In conclusion, the present study identified the distribution patterns of the loach species found in the River East Tiaoxi. The geographical scale analysis showed that the related species segregated in accordance with longitudinal alteration of the river course. The habitat unit scale analysis revealed that the related species showed a preference for similar habitat units. We assume that the related loach species that utilize the similar microhabitat can coexist in same river system by dividing the area they inhabit longitudinally. Longitudinal change of distribution pattern in related species is one of the important mechanisms for facilitating the coexistence of similar species.
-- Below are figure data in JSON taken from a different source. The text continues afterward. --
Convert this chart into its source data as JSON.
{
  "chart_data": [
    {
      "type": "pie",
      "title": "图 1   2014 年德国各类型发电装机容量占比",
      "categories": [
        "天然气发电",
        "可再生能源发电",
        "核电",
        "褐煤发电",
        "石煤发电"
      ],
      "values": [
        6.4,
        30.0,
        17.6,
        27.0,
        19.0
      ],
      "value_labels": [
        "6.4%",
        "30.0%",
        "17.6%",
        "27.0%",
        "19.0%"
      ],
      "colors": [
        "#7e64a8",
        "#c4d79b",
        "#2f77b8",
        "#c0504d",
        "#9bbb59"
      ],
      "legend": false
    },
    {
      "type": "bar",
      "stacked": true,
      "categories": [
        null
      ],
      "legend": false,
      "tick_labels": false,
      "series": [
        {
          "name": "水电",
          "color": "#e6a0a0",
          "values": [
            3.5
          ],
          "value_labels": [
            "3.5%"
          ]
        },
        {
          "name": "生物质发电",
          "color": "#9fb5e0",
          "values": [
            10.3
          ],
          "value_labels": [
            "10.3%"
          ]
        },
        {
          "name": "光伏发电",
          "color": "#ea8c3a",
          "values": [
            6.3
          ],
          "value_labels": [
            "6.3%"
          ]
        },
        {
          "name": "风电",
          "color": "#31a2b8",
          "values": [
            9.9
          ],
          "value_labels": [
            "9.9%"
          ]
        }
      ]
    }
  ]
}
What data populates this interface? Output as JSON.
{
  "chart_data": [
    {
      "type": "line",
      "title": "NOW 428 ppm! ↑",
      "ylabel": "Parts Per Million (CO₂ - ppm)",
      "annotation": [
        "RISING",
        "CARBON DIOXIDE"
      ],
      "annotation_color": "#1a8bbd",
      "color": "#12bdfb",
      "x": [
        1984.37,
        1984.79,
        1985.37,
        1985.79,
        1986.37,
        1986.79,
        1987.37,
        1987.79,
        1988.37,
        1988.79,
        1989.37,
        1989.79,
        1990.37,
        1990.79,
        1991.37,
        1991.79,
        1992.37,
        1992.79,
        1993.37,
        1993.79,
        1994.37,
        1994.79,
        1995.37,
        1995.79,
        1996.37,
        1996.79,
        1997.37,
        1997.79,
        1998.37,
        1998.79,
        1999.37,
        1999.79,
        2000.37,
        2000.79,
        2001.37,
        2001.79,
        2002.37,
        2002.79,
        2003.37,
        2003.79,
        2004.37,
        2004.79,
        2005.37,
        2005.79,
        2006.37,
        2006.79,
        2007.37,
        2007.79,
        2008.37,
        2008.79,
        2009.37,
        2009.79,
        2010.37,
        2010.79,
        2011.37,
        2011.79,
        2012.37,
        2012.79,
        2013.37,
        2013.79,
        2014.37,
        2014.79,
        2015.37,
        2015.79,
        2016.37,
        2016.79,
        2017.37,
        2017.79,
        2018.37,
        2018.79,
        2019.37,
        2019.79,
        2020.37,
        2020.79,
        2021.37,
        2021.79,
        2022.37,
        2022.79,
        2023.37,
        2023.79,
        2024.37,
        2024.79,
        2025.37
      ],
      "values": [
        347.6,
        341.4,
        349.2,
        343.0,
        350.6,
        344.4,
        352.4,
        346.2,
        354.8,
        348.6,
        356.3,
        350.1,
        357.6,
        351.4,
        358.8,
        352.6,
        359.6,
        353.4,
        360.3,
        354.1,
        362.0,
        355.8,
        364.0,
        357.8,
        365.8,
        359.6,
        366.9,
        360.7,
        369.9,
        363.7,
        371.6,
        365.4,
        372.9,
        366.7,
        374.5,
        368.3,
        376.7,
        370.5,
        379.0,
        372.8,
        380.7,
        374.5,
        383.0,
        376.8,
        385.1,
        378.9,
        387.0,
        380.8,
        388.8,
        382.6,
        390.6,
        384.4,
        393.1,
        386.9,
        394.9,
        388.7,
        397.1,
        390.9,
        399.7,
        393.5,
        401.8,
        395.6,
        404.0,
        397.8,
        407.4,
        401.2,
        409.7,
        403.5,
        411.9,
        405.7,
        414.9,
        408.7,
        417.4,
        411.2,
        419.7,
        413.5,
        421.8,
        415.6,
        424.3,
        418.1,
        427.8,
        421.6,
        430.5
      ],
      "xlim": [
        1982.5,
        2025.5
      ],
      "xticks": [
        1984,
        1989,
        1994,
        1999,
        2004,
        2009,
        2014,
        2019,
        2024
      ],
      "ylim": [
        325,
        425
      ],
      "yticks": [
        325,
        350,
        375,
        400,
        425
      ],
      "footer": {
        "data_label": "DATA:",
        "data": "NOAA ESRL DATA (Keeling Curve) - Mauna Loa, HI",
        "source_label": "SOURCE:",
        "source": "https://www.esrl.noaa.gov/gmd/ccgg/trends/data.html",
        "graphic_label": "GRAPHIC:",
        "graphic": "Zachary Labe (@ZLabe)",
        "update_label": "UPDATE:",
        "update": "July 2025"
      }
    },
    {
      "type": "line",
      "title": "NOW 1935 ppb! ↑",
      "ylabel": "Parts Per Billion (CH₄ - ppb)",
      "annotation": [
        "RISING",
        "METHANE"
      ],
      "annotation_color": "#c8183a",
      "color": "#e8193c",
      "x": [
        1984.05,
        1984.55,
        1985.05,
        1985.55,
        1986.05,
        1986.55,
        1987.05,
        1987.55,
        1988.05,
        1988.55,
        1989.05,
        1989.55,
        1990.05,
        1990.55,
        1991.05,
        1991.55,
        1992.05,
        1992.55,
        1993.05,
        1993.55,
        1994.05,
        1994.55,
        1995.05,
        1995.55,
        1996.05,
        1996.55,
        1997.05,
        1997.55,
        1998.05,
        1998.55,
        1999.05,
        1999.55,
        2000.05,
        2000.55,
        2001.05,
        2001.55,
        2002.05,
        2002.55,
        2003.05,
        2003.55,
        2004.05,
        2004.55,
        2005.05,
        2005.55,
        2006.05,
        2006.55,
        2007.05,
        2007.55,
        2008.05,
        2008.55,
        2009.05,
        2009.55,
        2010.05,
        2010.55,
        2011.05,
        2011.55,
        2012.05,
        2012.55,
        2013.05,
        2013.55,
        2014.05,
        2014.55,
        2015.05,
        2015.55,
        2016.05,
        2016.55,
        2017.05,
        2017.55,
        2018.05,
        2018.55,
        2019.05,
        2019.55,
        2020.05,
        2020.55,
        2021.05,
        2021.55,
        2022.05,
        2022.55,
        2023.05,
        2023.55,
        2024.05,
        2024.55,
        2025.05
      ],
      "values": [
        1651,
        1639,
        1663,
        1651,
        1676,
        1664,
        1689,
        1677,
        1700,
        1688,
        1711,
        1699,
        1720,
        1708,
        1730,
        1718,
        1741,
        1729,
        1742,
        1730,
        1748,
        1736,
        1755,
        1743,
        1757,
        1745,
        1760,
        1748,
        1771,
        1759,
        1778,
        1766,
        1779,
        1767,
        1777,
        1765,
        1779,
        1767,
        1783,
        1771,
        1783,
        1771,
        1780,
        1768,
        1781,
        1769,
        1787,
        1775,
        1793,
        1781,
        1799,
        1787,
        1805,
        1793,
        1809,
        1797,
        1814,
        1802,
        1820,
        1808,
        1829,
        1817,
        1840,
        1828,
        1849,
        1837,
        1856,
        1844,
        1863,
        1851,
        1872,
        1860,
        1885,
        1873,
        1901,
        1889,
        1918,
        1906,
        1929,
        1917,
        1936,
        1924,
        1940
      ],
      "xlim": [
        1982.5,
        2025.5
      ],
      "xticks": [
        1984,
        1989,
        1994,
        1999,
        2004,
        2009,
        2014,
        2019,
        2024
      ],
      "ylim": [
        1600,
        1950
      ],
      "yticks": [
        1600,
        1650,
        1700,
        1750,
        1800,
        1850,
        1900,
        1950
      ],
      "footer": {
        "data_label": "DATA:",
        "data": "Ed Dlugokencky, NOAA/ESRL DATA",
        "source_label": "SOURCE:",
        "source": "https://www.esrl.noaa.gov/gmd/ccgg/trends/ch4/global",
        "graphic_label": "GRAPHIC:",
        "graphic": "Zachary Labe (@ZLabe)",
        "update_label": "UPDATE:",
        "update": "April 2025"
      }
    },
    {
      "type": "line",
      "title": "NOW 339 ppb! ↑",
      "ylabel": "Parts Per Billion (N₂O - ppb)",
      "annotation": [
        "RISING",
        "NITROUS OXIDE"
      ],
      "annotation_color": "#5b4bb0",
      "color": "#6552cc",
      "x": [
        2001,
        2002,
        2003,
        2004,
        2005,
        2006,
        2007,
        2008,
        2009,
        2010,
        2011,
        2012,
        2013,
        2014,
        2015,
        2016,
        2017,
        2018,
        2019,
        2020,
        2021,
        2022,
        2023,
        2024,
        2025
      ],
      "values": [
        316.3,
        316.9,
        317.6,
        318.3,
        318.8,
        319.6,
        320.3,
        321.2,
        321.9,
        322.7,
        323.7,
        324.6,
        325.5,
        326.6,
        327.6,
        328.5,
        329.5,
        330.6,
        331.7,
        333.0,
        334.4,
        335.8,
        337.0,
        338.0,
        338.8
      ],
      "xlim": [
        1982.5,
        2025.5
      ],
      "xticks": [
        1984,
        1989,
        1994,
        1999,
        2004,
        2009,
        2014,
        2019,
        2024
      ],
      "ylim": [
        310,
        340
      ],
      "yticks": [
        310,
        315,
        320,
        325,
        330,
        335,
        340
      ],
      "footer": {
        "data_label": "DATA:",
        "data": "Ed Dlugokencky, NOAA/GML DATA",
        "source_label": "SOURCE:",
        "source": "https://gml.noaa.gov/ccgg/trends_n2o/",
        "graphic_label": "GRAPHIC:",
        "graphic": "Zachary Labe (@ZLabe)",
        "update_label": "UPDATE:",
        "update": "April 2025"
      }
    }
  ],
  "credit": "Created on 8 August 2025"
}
In addition, the information we obtained should be helpful for measurement and conservation of the loach species in the River East Tiaoxi. An example of a practical consideration would be that L. tchangi was distributed in middle reaches and preferring ‘Riffle’ habitat units. The habitat units, especially in the middle reaches in the River East Tiaoxi have been altered due to the continuing rapid construction of river-crossing structures such as weirs. In fact, one ‘Riffle’ habitat unit where L. tchangi had previously been observed in October of 2009 was lost due to the construction of a weir in early 2010. Thus no L. tchangi were re-caught in proximity to the sampling sites in May 2010. Detailed assessment and further monitoring are essential and urgent for the conservation of loach in the River East Tiaoxi, and such measures should lead to a biodiversity conservation contribution to the whole around.